Lower Pay, Lower Confidence
Sentiment among US consumers dipped in the month of January, according to the index published by the Conference Board. The survey dipped to 58.6 from a revised December reading of 66.7 – the weakest in more than a year. Subsequently, the release disappointed market estimates, falling below the average expectation of 64.
Attributed to the drop off seems to be the reality of lower take home pay as a 2% increase in the payroll tax has left US consumers with less disposable income in their pockets. The expectations component additionally plunged, bolstered by a relatively negative outlook over the country’s employment prospects.

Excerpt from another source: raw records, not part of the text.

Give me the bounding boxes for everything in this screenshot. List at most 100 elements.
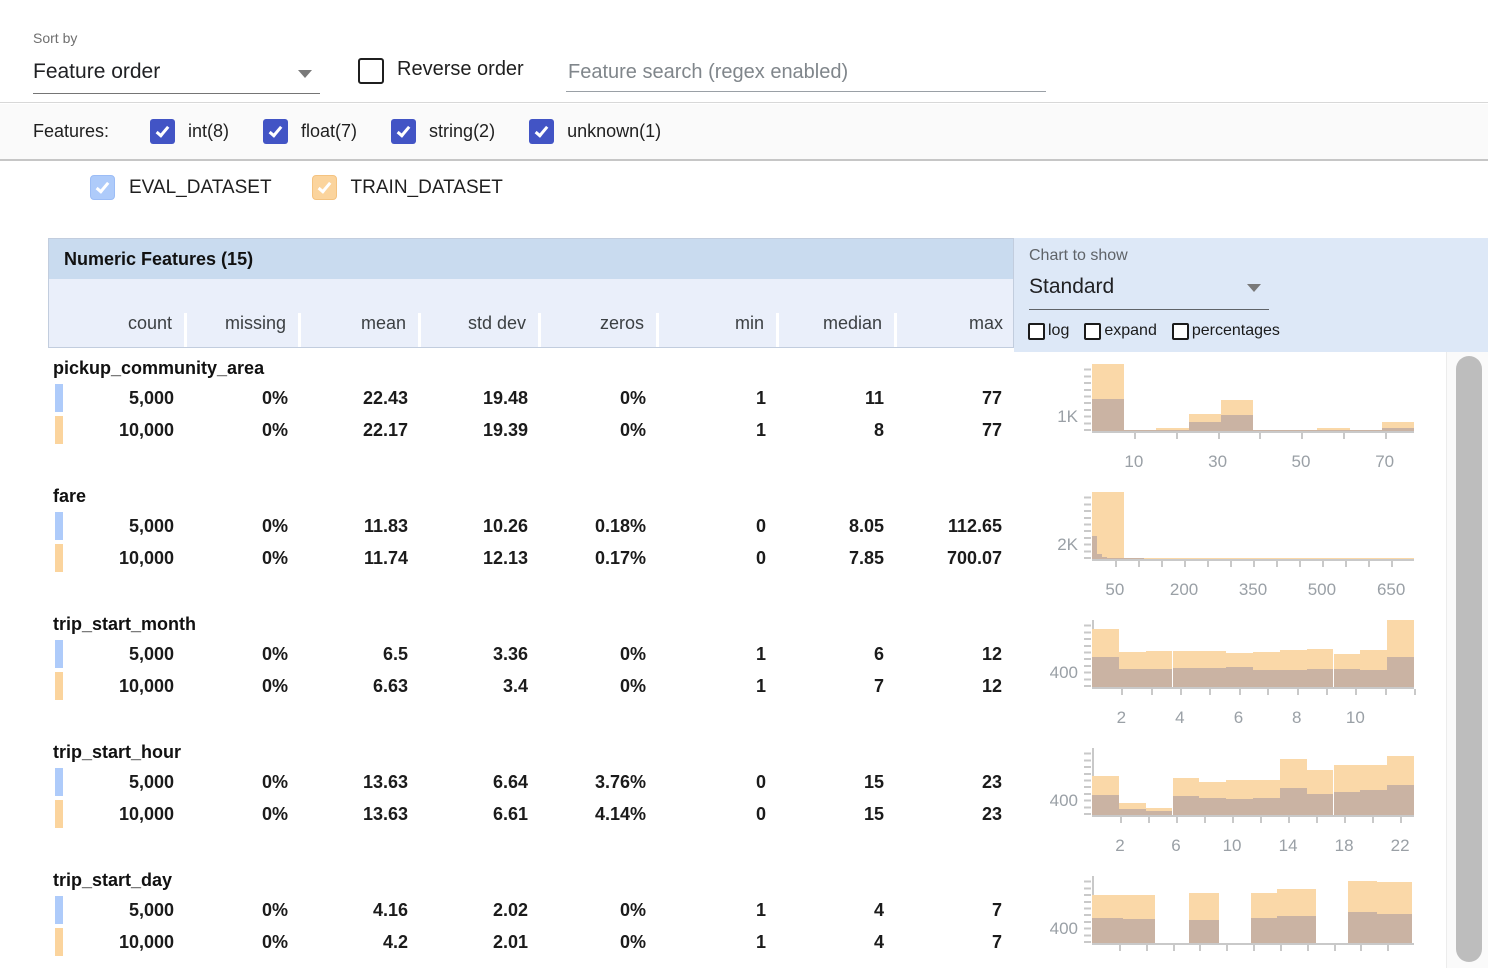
feature-type-toggle-3[interactable]: unknown(1) (529, 119, 661, 144)
feature-block-trip_start_month: trip_start_month5,0000%6.53.360%161210,0… (48, 608, 1014, 736)
chart-option-expand[interactable]: expand (1084, 322, 1157, 340)
stat-min: 1 (658, 894, 778, 926)
stat-std-dev: 19.39 (420, 414, 540, 446)
feature-type-toggle-1[interactable]: float(7) (263, 119, 357, 144)
x-axis-tick (1355, 689, 1357, 695)
feature-type-checkbox[interactable] (150, 119, 175, 144)
x-axis-tick (1259, 433, 1261, 439)
x-tick-label: 30 (1188, 452, 1248, 472)
chart-option-label: expand (1104, 322, 1157, 340)
x-axis-tick (1226, 945, 1228, 951)
eval-swatch (55, 640, 63, 668)
eval-bar (1199, 798, 1226, 815)
stat-std-dev: 6.64 (420, 766, 540, 798)
feature-type-checkbox[interactable] (391, 119, 416, 144)
x-axis-tick (1120, 817, 1122, 823)
y-axis-label: 400 (1020, 792, 1078, 810)
stat-std-dev: 19.48 (420, 382, 540, 414)
train-dataset-checkbox[interactable] (312, 175, 337, 200)
x-axis-tick (1209, 689, 1211, 695)
stat-max: 7 (896, 926, 1014, 958)
chart-option-log[interactable]: log (1028, 322, 1069, 340)
x-tick-label: 50 (1085, 580, 1145, 600)
y-axis-label: 1K (1020, 408, 1078, 426)
x-axis-tick (1161, 561, 1163, 567)
sort-by-label: Sort by (33, 30, 77, 46)
stat-median: 15 (778, 798, 896, 830)
stat-zeros: 0% (540, 670, 658, 702)
x-axis-tick (1297, 689, 1299, 695)
dataset-legend: EVAL_DATASET TRAIN_DATASET (90, 175, 543, 200)
x-axis-tick (1288, 817, 1290, 823)
stat-missing: 0% (186, 510, 300, 542)
stat-mean: 6.5 (300, 638, 420, 670)
x-axis-tick (1134, 433, 1136, 439)
stat-values: 5,0000%22.4319.480%11177 (48, 382, 1014, 414)
stat-max: 112.65 (896, 510, 1014, 542)
feature-search-input[interactable] (566, 54, 1046, 92)
stat-std-dev: 2.02 (420, 894, 540, 926)
percentages-checkbox[interactable] (1172, 323, 1189, 340)
x-tick-label: 2 (1090, 836, 1150, 856)
vertical-scrollbar-track[interactable] (1446, 352, 1488, 968)
x-axis-tick (1180, 689, 1182, 695)
vertical-scrollbar-thumb[interactable] (1456, 356, 1482, 962)
stat-count: 10,000 (48, 670, 186, 702)
x-tick-label: 18 (1314, 836, 1374, 856)
check-icon (269, 123, 283, 137)
chart-option-percentages[interactable]: percentages (1172, 322, 1280, 340)
stat-median: 7 (778, 670, 896, 702)
histogram-trip_start_day: 400 (1014, 864, 1440, 968)
x-axis-tick (1385, 689, 1387, 695)
feature-type-label: float(7) (301, 121, 357, 142)
stat-std-dev: 2.01 (420, 926, 540, 958)
stat-count: 5,000 (48, 638, 186, 670)
stat-missing: 0% (186, 414, 300, 446)
feature-type-checkbox[interactable] (263, 119, 288, 144)
eval-bar (1360, 790, 1387, 815)
stat-count: 10,000 (48, 926, 186, 958)
stat-values: 10,0000%11.7412.130.17%07.85700.07 (48, 542, 1014, 574)
stat-zeros: 0.17% (540, 542, 658, 574)
column-headers-row: countmissingmeanstd devzerosminmedianmax (49, 279, 1013, 347)
chart-type-dropdown[interactable]: Standard (1029, 270, 1269, 310)
chart-option-toggles: log expand percentages (1028, 322, 1295, 340)
histogram-trip_start_hour: 4002610141822 (1014, 736, 1440, 864)
dataset-toggle-train[interactable]: TRAIN_DATASET (312, 175, 503, 200)
chevron-down-icon (1247, 284, 1261, 292)
x-axis-tick (1316, 817, 1318, 823)
eval-dataset-checkbox[interactable] (90, 175, 115, 200)
eval-swatch (55, 768, 63, 796)
y-axis-ticks (1084, 748, 1091, 815)
x-tick-label: 6 (1146, 836, 1206, 856)
eval-bar (1092, 657, 1119, 687)
feature-block-trip_start_hour: trip_start_hour5,0000%13.636.643.76%0152… (48, 736, 1014, 864)
sort-order-dropdown[interactable]: Feature order (33, 56, 320, 94)
stat-row-eval: 5,0000%6.53.360%1612 (48, 638, 1014, 670)
y-axis-ticks (1084, 620, 1091, 687)
column-header-std-dev: std dev (421, 313, 541, 347)
stat-count: 5,000 (48, 894, 186, 926)
expand-checkbox[interactable] (1084, 323, 1101, 340)
eval-bar (1253, 798, 1280, 815)
table-title-banner: Numeric Features (15) (49, 239, 1013, 279)
stat-median: 4 (778, 894, 896, 926)
reverse-order-checkbox[interactable] (358, 58, 384, 84)
stat-zeros: 0% (540, 382, 658, 414)
feature-type-toggle-0[interactable]: int(8) (150, 119, 229, 144)
x-axis-tick (1199, 945, 1201, 951)
feature-type-toggle-2[interactable]: string(2) (391, 119, 495, 144)
stat-min: 0 (658, 542, 778, 574)
stat-row-train: 10,0000%11.7412.130.17%07.85700.07 (48, 542, 1014, 574)
log-checkbox[interactable] (1028, 323, 1045, 340)
eval-bar (1251, 918, 1277, 943)
stat-row-train: 10,0000%22.1719.390%1877 (48, 414, 1014, 446)
check-icon (96, 179, 110, 193)
feature-type-checkbox[interactable] (529, 119, 554, 144)
y-axis-ticks (1084, 492, 1091, 559)
column-header-missing: missing (187, 313, 301, 347)
x-axis-tick (1151, 689, 1153, 695)
feature-name: trip_start_month (53, 610, 196, 638)
train-dataset-label: TRAIN_DATASET (351, 177, 503, 199)
dataset-toggle-eval[interactable]: EVAL_DATASET (90, 175, 272, 200)
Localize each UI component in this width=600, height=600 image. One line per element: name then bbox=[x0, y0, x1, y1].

Unfortunately, the sentiment report is beginning to support the notion that consumer spending will likely dip following a relatively stronger fourth quarter result.
Housing Prices Stabilize, For Now
The lower sentiment figures were offset by data that showed stabilization in the US housing sector. According to the S&P/Case-Schiller index of property values, home prices rose by 5.5% in the annualized comparison. The largest gain in over 5 years, the spike up in home prices was likely spurred on by continually depressed mortgage rates – which continue to remain at record lows.
The notion should ideally keep tepid demand for US housing supported in the near term, bolstering already heightened suspicions that the US housing sector will continue to add to US expansive potential in the short term.
What To Consider Next
Given the comparative directions in today’s reports, it’s likely that speculation will continue to side with further monetary stimulus by the Federal Reserve. The notion should prompt further US dollar selling in the short term, particularly against the Euro.
With the 1.3500 psychological figure in sight, bulls are likely to give it their all to penetrate the figure. Upside violation of the barrier would likely open scope for a surge higher towards subsequent resistance at 1.3809.